Un message de Louis Aragon, la figure la plus marquante de la littérature engagée du XXe siècle

La situation et le destin de notre patrie ont dépassé l’imagination et la tolérance ; toutes les prévisions se sont entremêlées et l’atmosphère d’anxiété, de terreur et d’espoir a conduit à un moment décisif et déterminant, mêlant crainte et espérance. La plume et la parole sont plongées dans la stupeur et la perplexité, l’âme en quête d’un miracle, sans main dans le feu ni force pour crier ou fuir, mais le cœur en feu et l’esprit à la croisée des chemins, bondissant et s’élançant dans l’espoir qu’un pas ou un souffle l’apaise, pourtant se retirant dans un coin, se demandant jusqu’à quand la patrie restera-t-elle captive des tyrans ? Hélas, dans l’espoir d’une liberté imminente de l’Iran.

Il n’est pas inutile de lire ensemble le message d’Aragon : Louis Aragon (1897-1982), médecin, fut l’une des figures les plus célèbres de la littérature engagée du XXe siècle en France, jouant un rôle exceptionnel et essentiel dans la fusion de l’art, de la politique et de l’engagement social, notamment dans des circonstances semblables à celles que vivent aujourd’hui les Iraniens. Par la poésie et le roman, il brisa la frontière entre esthétique et responsabilité historique et fit de la littérature un instrument au service de la liberté, de la justice, de la revendication et de la lutte.
Cet écrit examine le rôle d’Aragon durant la Seconde Guerre mondiale et son lien avec les mouvements politiques ainsi que les défis philosophiques et moraux issus de cet engagement. La question de l’engagement de l’artiste face aux événements historiques et sociaux a toujours été un sujet controversé dans la pensée moderne. Louis Aragon, poète et romancier, surtout pendant et après la Seconde Guerre mondiale, fut un exemple éminent de l’écrivain responsable qui mêla art et engagement social et politique.

Pendant l’occupation de la France, Aragon transforma la poésie en une arme de combat. Des recueils comme Les Yeux d’Elsa (1942) et Le Crève-Cœur (1944) regorgeaient de thèmes de résistance, d’amour, de liberté et d’espoir. Ses poèmes traversaient les murs des prisons, les cœurs des combattants et les tranchées secrètes, devenant un chant de persévérance. Il sut créer un pont entre le langage poétique et celui de la lutte, faisant de la poésie une force vive et efficace au sein de la société.

Dès les années 1930, il rejoignit le Parti communiste français et lui resta fidèle jusqu’à sa mort. Avec l’occupation de son pays par l’Allemagne nazie, il lia sa mission poétique à une mission de combat et de résistance. Il mit la littérature au service des idéaux socialistes, antifascistes et anticoloniaux. Dans la revue Les Lettres françaises, qu’il dirigeait, on défendait la littérature progressiste, la lutte contre le colonialisme (notamment en Algérie et au Vietnam) et les droits des classes défavorisées.
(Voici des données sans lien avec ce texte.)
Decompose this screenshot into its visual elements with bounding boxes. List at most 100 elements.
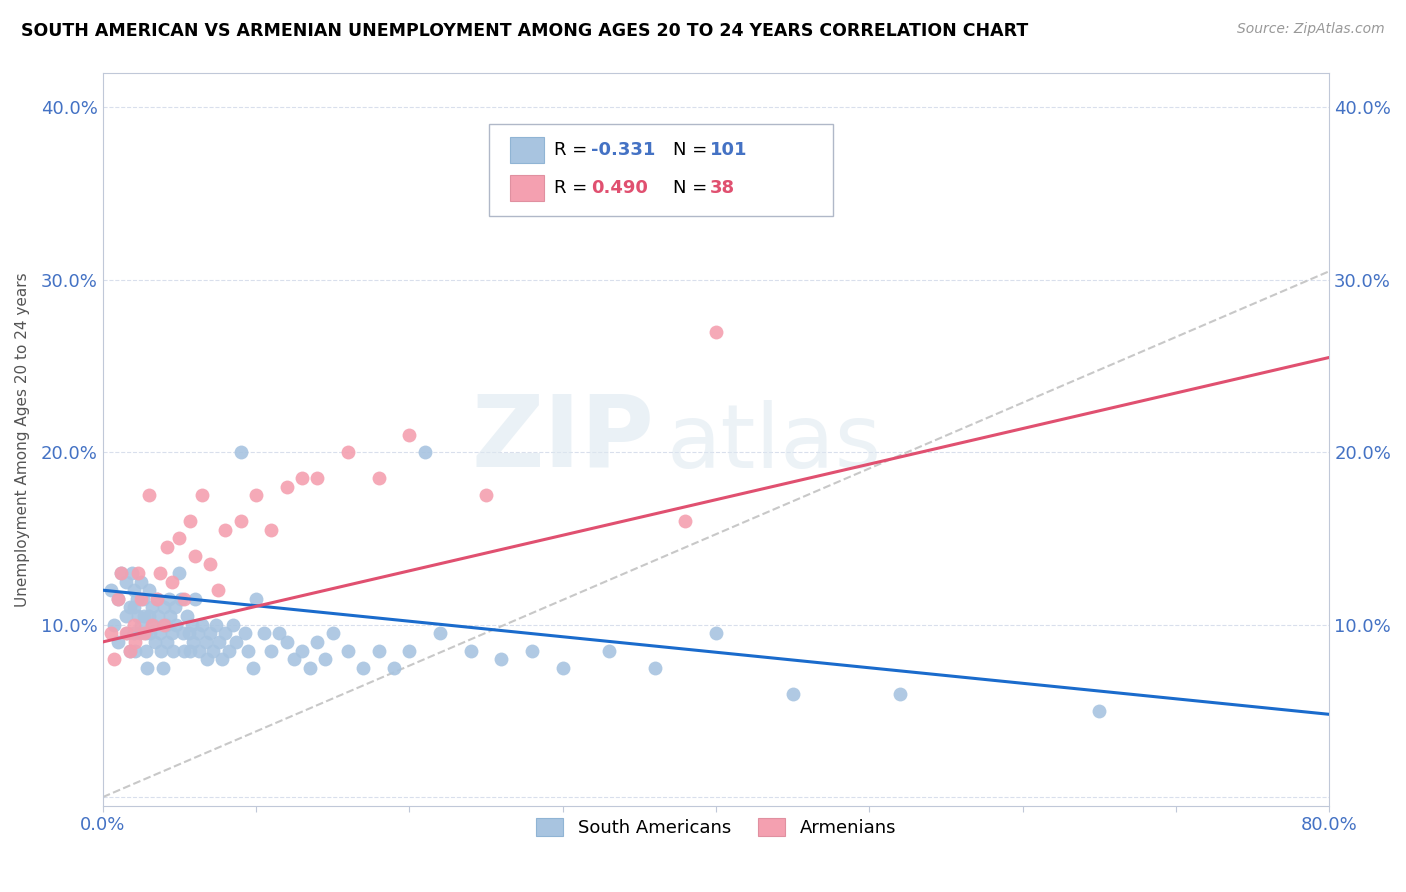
Text: SOUTH AMERICAN VS ARMENIAN UNEMPLOYMENT AMONG AGES 20 TO 24 YEARS CORRELATION CH: SOUTH AMERICAN VS ARMENIAN UNEMPLOYMENT … <box>21 22 1028 40</box>
Point <box>382 661 405 675</box>
Point <box>337 643 360 657</box>
Point <box>260 643 283 657</box>
Point <box>124 635 146 649</box>
Text: R =: R = <box>554 141 593 159</box>
Point <box>122 583 145 598</box>
Text: N =: N = <box>673 179 713 197</box>
Point <box>142 617 165 632</box>
Point <box>491 652 513 666</box>
Text: 101: 101 <box>710 141 748 159</box>
Point <box>110 566 132 580</box>
Point <box>165 617 187 632</box>
Point <box>134 626 156 640</box>
Point <box>128 626 150 640</box>
Point <box>191 617 214 632</box>
Text: atlas: atlas <box>666 400 882 486</box>
Point <box>163 600 186 615</box>
Text: R =: R = <box>554 179 593 197</box>
Point <box>115 609 138 624</box>
Point <box>162 643 184 657</box>
Point <box>207 583 229 598</box>
Point <box>145 591 167 606</box>
Point <box>110 566 132 580</box>
Point <box>115 626 138 640</box>
Legend: South Americans, Armenians: South Americans, Armenians <box>529 811 903 845</box>
Point <box>704 325 727 339</box>
Point <box>139 626 162 640</box>
Y-axis label: Unemployment Among Ages 20 to 24 years: Unemployment Among Ages 20 to 24 years <box>15 272 30 607</box>
Point <box>337 445 360 459</box>
Point <box>460 643 482 657</box>
Point <box>172 626 194 640</box>
Point <box>598 643 620 657</box>
Point <box>398 428 420 442</box>
Point <box>225 635 247 649</box>
Text: -0.331: -0.331 <box>591 141 655 159</box>
Point <box>120 643 142 657</box>
Point <box>673 514 696 528</box>
Point <box>141 617 163 632</box>
Point <box>307 471 329 485</box>
Point <box>353 661 375 675</box>
Point <box>121 566 143 580</box>
Point <box>125 591 148 606</box>
Point <box>235 626 257 640</box>
Point <box>138 609 160 624</box>
Point <box>704 626 727 640</box>
Text: 0.490: 0.490 <box>591 179 648 197</box>
Text: 38: 38 <box>710 179 735 197</box>
Point <box>117 626 139 640</box>
Point <box>184 591 207 606</box>
Point <box>194 635 217 649</box>
Point <box>156 635 179 649</box>
Point <box>107 591 129 606</box>
Point <box>245 591 267 606</box>
Point <box>188 643 211 657</box>
Point <box>229 445 252 459</box>
Point <box>191 488 214 502</box>
Point <box>208 635 231 649</box>
Point <box>135 643 157 657</box>
Point <box>129 591 152 606</box>
Point <box>170 591 193 606</box>
Point <box>148 626 170 640</box>
Point <box>120 600 142 615</box>
Point <box>127 566 149 580</box>
Point <box>173 643 195 657</box>
Point <box>138 583 160 598</box>
Point <box>242 661 264 675</box>
Point <box>160 574 183 589</box>
FancyBboxPatch shape <box>489 124 832 216</box>
Point <box>245 488 267 502</box>
Point <box>276 635 298 649</box>
Point <box>260 523 283 537</box>
Point <box>141 600 163 615</box>
Point <box>298 661 321 675</box>
Point <box>276 480 298 494</box>
Point <box>181 635 204 649</box>
Point <box>127 609 149 624</box>
Point <box>551 661 574 675</box>
Point <box>1088 704 1111 718</box>
Point <box>107 635 129 649</box>
Point <box>134 609 156 624</box>
Point <box>889 687 911 701</box>
Point <box>124 643 146 657</box>
Point <box>198 558 221 572</box>
Point <box>218 643 240 657</box>
Text: ZIP: ZIP <box>472 391 655 488</box>
Point <box>129 617 152 632</box>
Point <box>367 471 389 485</box>
Point <box>202 643 225 657</box>
Point <box>135 626 157 640</box>
Point <box>122 617 145 632</box>
Point <box>180 617 202 632</box>
Point <box>177 626 200 640</box>
Point <box>146 609 169 624</box>
Point <box>782 687 804 701</box>
Point <box>160 626 183 640</box>
FancyBboxPatch shape <box>510 175 544 202</box>
Point <box>122 626 145 640</box>
Point <box>138 488 160 502</box>
Point <box>413 445 436 459</box>
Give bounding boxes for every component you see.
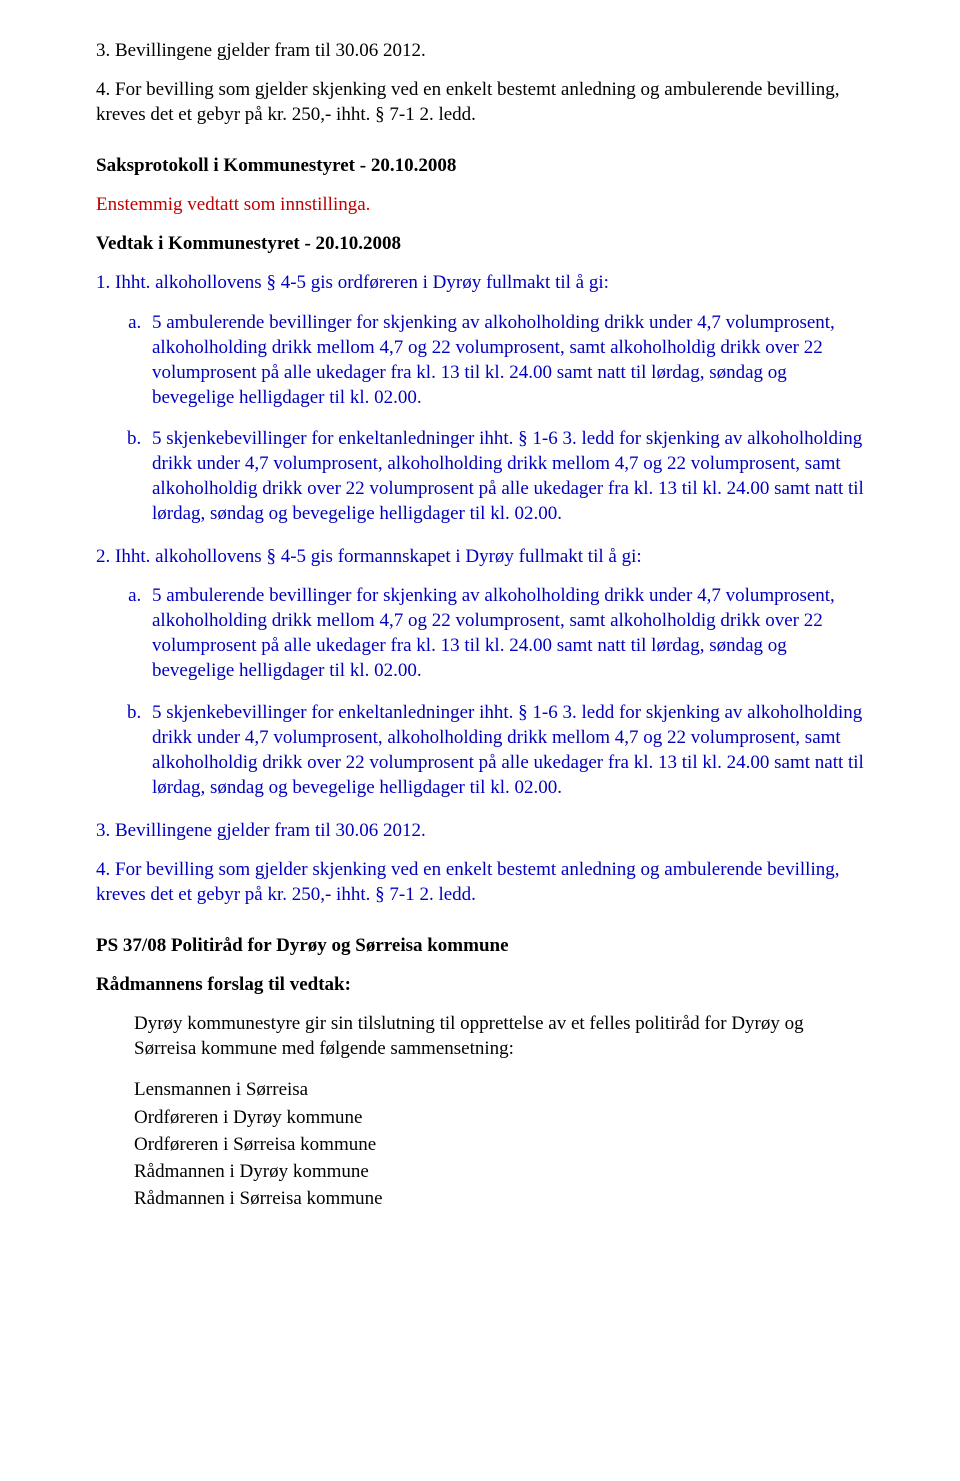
member-4: Rådmannen i Dyrøy kommune [134,1159,864,1184]
intro-paragraph: Dyrøy kommunestyre gir sin tilslutning t… [134,1011,864,1061]
enstemmig-text: Enstemmig vedtatt som innstillinga. [96,192,864,217]
saksprotokoll-heading: Saksprotokoll i Kommunestyret - 20.10.20… [96,153,864,178]
paragraph-4-top: 4. For bevilling som gjelder skjenking v… [96,77,864,127]
ps-heading: PS 37/08 Politiråd for Dyrøy og Sørreisa… [96,933,864,958]
list1-item-a: 5 ambulerende bevillinger for skjenking … [146,310,864,410]
member-2: Ordføreren i Dyrøy kommune [134,1105,864,1130]
member-1: Lensmannen i Sørreisa [134,1077,864,1102]
list1-item-b: 5 skjenkebevillinger for enkeltanledning… [146,426,864,526]
member-5: Rådmannen i Sørreisa kommune [134,1186,864,1211]
list2-item-b: 5 skjenkebevillinger for enkeltanledning… [146,700,864,800]
blue-list-2: 5 ambulerende bevillinger for skjenking … [96,583,864,800]
list2-item-a: 5 ambulerende bevillinger for skjenking … [146,583,864,683]
indented-content: Dyrøy kommunestyre gir sin tilslutning t… [96,1011,864,1211]
blue-list-1: 5 ambulerende bevillinger for skjenking … [96,310,864,527]
blue-item-2: 2. Ihht. alkohollovens § 4-5 gis formann… [96,544,864,569]
member-3: Ordføreren i Sørreisa kommune [134,1132,864,1157]
blue-item-3: 3. Bevillingene gjelder fram til 30.06 2… [96,818,864,843]
member-list: Lensmannen i Sørreisa Ordføreren i Dyrøy… [134,1077,864,1210]
paragraph-3-top: 3. Bevillingene gjelder fram til 30.06 2… [96,38,864,63]
vedtak-heading: Vedtak i Kommunestyret - 20.10.2008 [96,231,864,256]
forslag-heading: Rådmannens forslag til vedtak: [96,972,864,997]
blue-item-4: 4. For bevilling som gjelder skjenking v… [96,857,864,907]
blue-item-1: 1. Ihht. alkohollovens § 4-5 gis ordføre… [96,270,864,295]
Mais après la Seconde Guerre mondiale, surtout avec la révélation des crimes staliniens et des répressions en Europe de l’Est, il s’y confronta.

Aragon et son épouse Elsa Triolet furent des membres actifs des réseaux clandestins de la Résistance. En composant et en publiant secrètement des poèmes dans les journaux clandestins de la Résistance, il apporta espoir et inspiration au peuple et aux combattants. Ses poèmes de cette époque étaient pleins de thèmes de liberté, de patriotisme, de haine des occupants et d’admiration pour l’héroïsme des gens ordinaires.

Ses poèmes n’étaient pas seulement des textes littéraires, mais de véritables manifestes de la Résistance, dans lesquels les combattants et les exilés français entendaient l’appel à l’unité et à la persévérance.

Aragon croyait que l’art ne pouvait rester indifférent à la souffrance des hommes et écrivait : « Le poète doit être le témoin des opprimés et la voix de ceux qu’on a réduits au silence. » Il ne sacrifia jamais la liberté et l’indépendance artistiques aux clichés du jeu politique. Il tenta d’établir un équilibre subtil et durable entre engagement social et liberté artistique. Il demeure un exemple éclatant de l’écrivain qui sut unir l’art à la quête de vérité et à la responsabilité historique. Ses œuvres et ses pensées, nées des événements tumultueux du XXe siècle, posent encore aujourd’hui une question essentielle aux artistes et intellectuels : comment établir un équilibre entre beauté et engagement, entre individualisme et collectivisme, entre art et politique?